REBT sessions can feel more direct and confrontational, though not in a hostile way. The therapist actively disputes your irrational beliefs, sometimes using pointed questions (“Where’s the evidence that you must be liked by everyone?”) or even humor to highlight how rigid a belief is. Ellis himself was known for a blunt, no-nonsense style. The goal is to help you see that your demands are illogical, impractical, and self-defeating, not to gently explore whether they might be slightly off.

That said, REBT also uses many of the same behavioral tools as CBT: homework assignments, exposure exercises, and skill-building. A typical REBT program might run about 8 sessions with structured homework between each one, similar in length to many CBT protocols.

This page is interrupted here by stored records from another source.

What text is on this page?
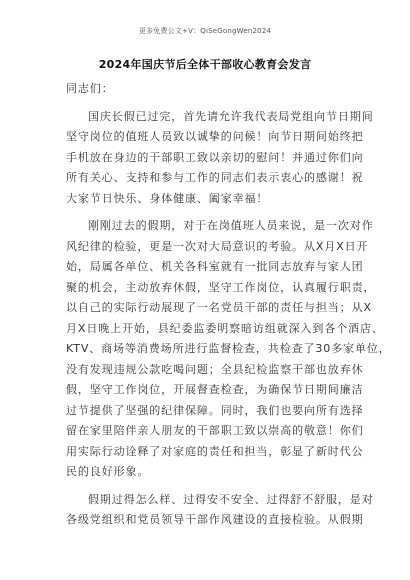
更多免费公文+V：QiSeGongWen2024
2024年国庆节后全体干部收心教育会发言
同志们：
国庆长假已过完，首先请允许我代表局党组向节日期间
坚守岗位的值班人员致以诚挚的问候！向节日期间始终把
手机放在身边的干部职工致以亲切的慰问！并通过你们向
所有关心、支持和参与工作的同志们表示衷心的感谢！祝
大家节日快乐、身体健康、阖家幸福！
刚刚过去的假期，对于在岗值班人员来说，是一次对作
风纪律的检验，更是一次对大局意识的考验。从X月X日开
始，局属各单位、机关各科室就有一批同志放弃与家人团
聚的机会，主动放弃休假，坚守工作岗位，认真履行职责，
以自己的实际行动展现了一名党员干部的责任与担当；从X
月X日晚上开始，县纪委监委明察暗访组就深入到各个酒店、
KTV、商场等消费场所进行监督检查，共检查了30多家单位，
没有发现违规公款吃喝问题；全县纪检监察干部也放弃休
假，坚守工作岗位，开展督查检查，为确保节日期间廉洁
过节提供了坚强的纪律保障。同时，我们也要向所有选择
留在家里陪伴亲人朋友的干部职工致以崇高的敬意！你们
用实际行动诠释了对家庭的责任和担当，彰显了新时代公
民的良好形象。
假期过得怎么样、过得安不安全、过得舒不舒服，是对
各级党组织和党员领导干部作风建设的直接检验。从假期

Which One Is Right for You

Because REBT is technically a form of CBT, choosing between them isn’t like choosing between two unrelated treatments. It’s more like choosing between a specialized tool and a general toolkit. If your struggles tend to revolve around perfectionism, self-worth, low frustration tolerance, or rigid expectations of how life should be, REBT’s focus on deep evaluative beliefs may feel like it’s getting at the root faster. If your difficulties are more situational (specific phobias, distorted thinking about a particular area of life, or skill-based problems like social anxiety), broader CBT techniques may be a better fit.

In terms of effectiveness, a systematic review covering 50 years of research found that both approaches produce meaningful therapeutic results. The protocols are structurally similar, and many practicing therapists blend elements of both. The therapist’s skill and the quality of your working relationship with them often matter more than the specific label on the approach.